Question

A compound made up of \(\mathrm{C}, \mathrm{H},\) and \(\mathrm{Cl}\) contains 55.0 percent \(\mathrm{Cl}\) by mass. If \(9.00 \mathrm{~g}\) of the compound contain \(4.19 \times 10^{23} \mathrm{H}\) atoms, what is the empirical formula of the comnound?

Short answer

The empirical formula is \(\mathrm{C}_2\mathrm{H}_5\mathrm{Cl}\).

Step-by-step solution

Determine Mass of Chlorine

The compound contains 55.0% chlorine by mass. For a 9.00 g sample, the mass of chlorine is calculated as follows:\[ \text{Mass of Cl} = 55.0\% \times 9.00\,\text{g} = 4.95\,\text{g} \]

Determine Mass of Carbon and Hydrogen

Subtract the mass of chlorine from the total mass of the compound to find the combined mass of carbon and hydrogen:\[ \text{Mass of C + H} = 9.00\,\text{g} - 4.95\,\text{g} = 4.05\,\text{g} \]

Determine Moles of Chlorine

Calculate the number of moles of chlorine using its molar mass (approximately 35.45 g/mol):\[ \text{Moles of Cl} = \frac{4.95\,\text{g}}{35.45\,\text{g/mol}} \approx 0.1397\,\text{mol} \]

Determine Moles of Hydrogen

The number of hydrogen atoms is \(4.19 \times 10^{23}\). Since there are \(6.022 \times 10^{23}\) atoms in a mole (Avogadro's number):\[ \text{Moles of H} = \frac{4.19 \times 10^{23}}{6.022 \times 10^{23}} \approx 0.6959\,\text{mol} \]

Determine Mass and Moles of Carbon

Subtract the mass of hydrogen (using its moles) from the mass of C + H to calculate the mass of carbon. Assume the mass of hydrogen is:\[ \text{Mass of H} = 0.6959\,\text{mol} \times 1.008\,\text{g/mol} = 0.7018\,\text{g} \]\[ \text{Mass of C} = 4.05\,\text{g} - 0.7018\,\text{g} = 3.3482\,\text{g} \]Calculate the moles of carbon using its molar mass (approximately 12.01 g/mol):\[ \text{Moles of C} = \frac{3.3482\,\text{g}}{12.01\,\text{g/mol}} \approx 0.2789\,\text{mol} \]

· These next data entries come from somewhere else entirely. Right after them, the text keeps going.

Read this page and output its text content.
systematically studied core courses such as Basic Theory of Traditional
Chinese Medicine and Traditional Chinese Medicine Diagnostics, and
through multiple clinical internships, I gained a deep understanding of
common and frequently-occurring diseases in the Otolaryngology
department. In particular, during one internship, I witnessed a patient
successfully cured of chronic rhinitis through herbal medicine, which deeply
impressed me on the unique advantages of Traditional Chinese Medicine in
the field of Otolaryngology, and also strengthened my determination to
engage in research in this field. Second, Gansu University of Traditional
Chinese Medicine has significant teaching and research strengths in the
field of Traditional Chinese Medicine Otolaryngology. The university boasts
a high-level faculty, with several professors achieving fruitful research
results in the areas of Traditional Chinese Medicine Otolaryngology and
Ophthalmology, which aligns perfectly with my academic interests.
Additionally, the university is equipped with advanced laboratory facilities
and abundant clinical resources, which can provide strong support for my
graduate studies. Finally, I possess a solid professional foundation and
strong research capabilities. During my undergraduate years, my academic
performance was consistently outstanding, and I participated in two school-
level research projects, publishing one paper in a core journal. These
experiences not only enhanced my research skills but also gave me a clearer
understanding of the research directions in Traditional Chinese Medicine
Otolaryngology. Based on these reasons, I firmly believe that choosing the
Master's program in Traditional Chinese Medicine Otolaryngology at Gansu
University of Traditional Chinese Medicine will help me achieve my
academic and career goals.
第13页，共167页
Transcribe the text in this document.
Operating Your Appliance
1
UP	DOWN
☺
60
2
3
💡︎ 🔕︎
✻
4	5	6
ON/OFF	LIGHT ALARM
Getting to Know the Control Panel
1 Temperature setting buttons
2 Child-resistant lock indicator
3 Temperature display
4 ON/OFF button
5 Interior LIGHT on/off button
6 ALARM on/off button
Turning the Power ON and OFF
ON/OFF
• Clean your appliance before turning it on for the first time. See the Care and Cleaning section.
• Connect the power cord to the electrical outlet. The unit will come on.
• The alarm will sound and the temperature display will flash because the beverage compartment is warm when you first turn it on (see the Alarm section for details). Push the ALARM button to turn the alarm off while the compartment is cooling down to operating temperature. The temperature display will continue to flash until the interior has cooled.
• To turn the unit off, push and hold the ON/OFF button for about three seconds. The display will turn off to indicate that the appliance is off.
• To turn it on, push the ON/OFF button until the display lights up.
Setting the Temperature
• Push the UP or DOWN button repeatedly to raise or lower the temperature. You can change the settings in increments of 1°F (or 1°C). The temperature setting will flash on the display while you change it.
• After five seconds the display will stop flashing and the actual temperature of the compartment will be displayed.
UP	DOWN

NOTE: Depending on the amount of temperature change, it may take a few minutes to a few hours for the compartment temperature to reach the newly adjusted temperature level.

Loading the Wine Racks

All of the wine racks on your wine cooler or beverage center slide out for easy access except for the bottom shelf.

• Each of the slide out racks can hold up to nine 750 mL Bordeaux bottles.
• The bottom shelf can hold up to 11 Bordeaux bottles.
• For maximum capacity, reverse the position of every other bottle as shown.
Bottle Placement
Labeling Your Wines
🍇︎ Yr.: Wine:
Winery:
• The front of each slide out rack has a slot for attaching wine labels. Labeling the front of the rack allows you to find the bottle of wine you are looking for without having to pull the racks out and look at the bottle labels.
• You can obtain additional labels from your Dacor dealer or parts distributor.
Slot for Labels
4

Determine Empirical Formula

Calculate the simplest mole ratio by dividing each by the smallest value:- C: \( \frac{0.2789}{0.1397} \approx 2 \)- H: \( \frac{0.6959}{0.1397} \approx 5 \)- Cl: \( \frac{0.1397}{0.1397} = 1 \)The empirical formula is \( \mathrm{C}_2\mathrm{H}_5\mathrm{Cl} \).

Key concepts

Compound Composition

Understanding the composition of a compound is essential in chemistry. A compound is made up of two or more elements combined in definite proportions. For the given compound containing carbon (C), hydrogen (H), and chlorine (Cl), each element contributes to the overall mass of the compound based on its percentage by mass.
In the exercise, we know that chlorine (Cl) takes up 55% of the compound by mass. This means, in a sample weighing 9.00 grams, chlorine weighs 4.95 grams. The rest of the mass, comprising carbon and hydrogen, needs to be calculated by subtracting the chlorine mass from the total mass of the compound. They add up to 4.05 grams in this scenario.
By understanding each element's contribution, one can determine the proportional relationship among the elements, which is crucial for finding the empirical formula.

Moles Calculation

Moles are a fundamental concept in chemistry, representing a specific quantity of particles, such as atoms or molecules. It is calculated using the substance's molar mass, which links the mass to the number of moles.
In this problem, to find the moles of chlorine, we used its molar mass (approximately 35.45 g/mol). By dividing the mass of chlorine (4.95 g) by its molar mass, we find there are approximately 0.1397 moles of chlorine present.
This same technique is applied to hydrogen and carbon. By calculating how many moles of each element are in the compound, we gather valuable data needed to identify the empirical formula. This formula is a simplified representation showing the ratios of the constituent elements in the smallest whole number form.

Chlorine Mass Percent

Mass percent indicates the proportion of an element in a compound relative to its entire mass, expressed in percentage form. For chlorine, given as 55%, it plays a critical role in determining its amount in any given sample.
This percentage is useful when calculating the chlorine mass from a known compound mass. In the example, knowing 55% of the compound is chlorine, multiplying this percentage by the total mass gives us the actual mass amount of chlorine (4.95 g in this case).
The mass percent can be a key factor in diverse applications, including material formulation, health risk assessments, and quality control in manufacturing processes. By manipulating mass percentages, scientists can predict and control the properties and reactivity of compounds.

Avogadro's Number

Avogadro's Number is a cornerstone of chemistry, defining how many atoms or molecules are present in a mole of any substance. It is numerically equal to approximately \(6.022 \times 10^{23}\). This large constant allows chemists to work with manageable quantities at the macroscopic level when they are dealing with the microscopic scale of atoms or molecules.
In solving the problem, Avogadro's number was used to calculate moles of hydrogen from a given number of hydrogen atoms (\(4.19 \times 10^{23}\)). By dividing the number of atoms by Avogadro's Number, we approximated that there are 0.6959 moles of hydrogen in the compound.
This calculation is crucial in providing a bridge between the microscopic world of atoms and the macroscopic measurements we make in laboratories, enabling accurate reactions and formulations.